2. Demais. — Quanto maior for o impulso com que pecamos tanto menor será o pecado, como o demonstra quem a ele se entrega por maior ímpeto de paixão. Ora, quem peca por malícia intencional é levado pelo hábito, cujo impulso é mais forte que o da paixão. Logo, quem peca por hábito peca menos que quem peca por paixão.
3. Demais. — Pecar por malícia intencional é pecar elegendo o mal. Ora, quem peca por paixão também elege o mal. Logo, não peca menos que quem peca por malícia intencional. Mas, em contrário, o pecado cometido de propósito por isso mesmo, merece pena mais grave, conforme aquilo da Escritura (Jó 34): Feriu-os como ímpios à vista de todos, os que como de propósito se afastaram dele. Ora, a pena só aumenta pela gravidade da culpa. Logo, o pecado se agrava quando proposital e por malícia intencional.
SOLUÇÃO. — O pecado por malícia intencional é mais grave que o passional, por tríplice razão. — Primeiro porque, residindo o pecado principalmente na vontade, quanto mais o ato deste lhe for próprio a ela, tanto mais grave é ele, em igualdade de circunstâncias. Ora, quando pecamos por malícia intencional, o ato pecaminoso é mais próprio à vontade, que por si mesma o busca, que quando pecamos por paixão, pois neste caso a vontade é levada a pecar por um princípio extrínseco. Por onde, o pecado, pelo fato mesmo de ser procedente da malícia, agrava-se, e tanto mais quanto mais veemente for a malícia. E pelo que procede da paixão, tanto mais diminui, quanto mais veemente ela for. Segundo porque a paixão inclinante a pecar se desvanece rapidamente, e então logo tornamos ao bom propósito, arrependendo-nos do pecado. Ao contrário, o hábito inclinante ao pecado por malícia é uma qualidade permanente; e portanto, quem peca por malícia peca mais diuturnamente. E por isso o Filósofo compara o intemperante, que peca por malícia, ao enfermo que sofre continuamente; e o incontinente, que peca por paixão, ao que sofre intermitentemente. Terceiro porque quem peca por malícia intencional está mal disposto quanto ao fim mesmo, que é o princípio na ordem da ação. E assim, a sua deficiência é mais perigosa que a de quem peca por paixão, cujo propósito tende para um bom fim, embora tal propósito fique momentaneamente travado pela paixão. Ora, sempre a deficiência do princípio é péssima. Por onde é manifesto, que o pecado por malícia é mais grave que o passional.

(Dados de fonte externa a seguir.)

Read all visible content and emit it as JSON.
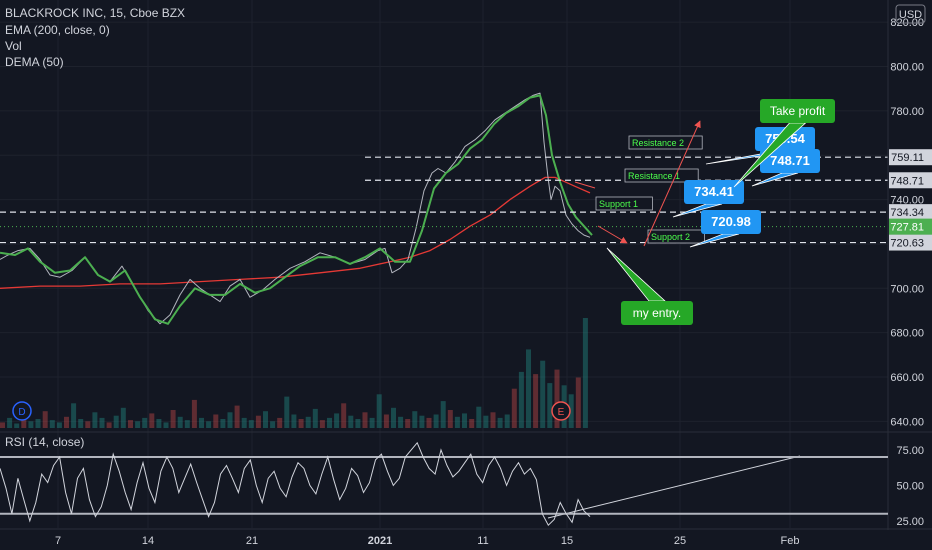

DONDE A RESPOSTA À PRIMEIRA OBJEÇÃO. — A ignorância da eleição, onde a objeção se funda, nem excusa do pecado nem o diminui, como já se disse. Portanto, nem a tal ignorância maior torna menor o pecado.
RESPOSTA À SEGUNDA. — O impulso proveniente da paixão vem de uma como deficiência exterior, relativa à vontade; ao passo que, pelo hábito, a vontade se inclina quase por um princípio interior. Portanto, não há semelhança de razões.
RESPOSTA À TERCEIRA. — Uma coisa é pecarmos elegendo e outra, por eleição. Porque, nessa tal pessoa, não é a eleição o princípio primeiro do pecado, mas é levado pela paixão a eleger o que não elegeria se desta estivesse isento. Mas, quem peca por malícia intencional elege o mal em si mesmo, do modo já dito. E portanto a sua eleição é o princípio do pecado, sendo por isso considerado como pecando por eleição.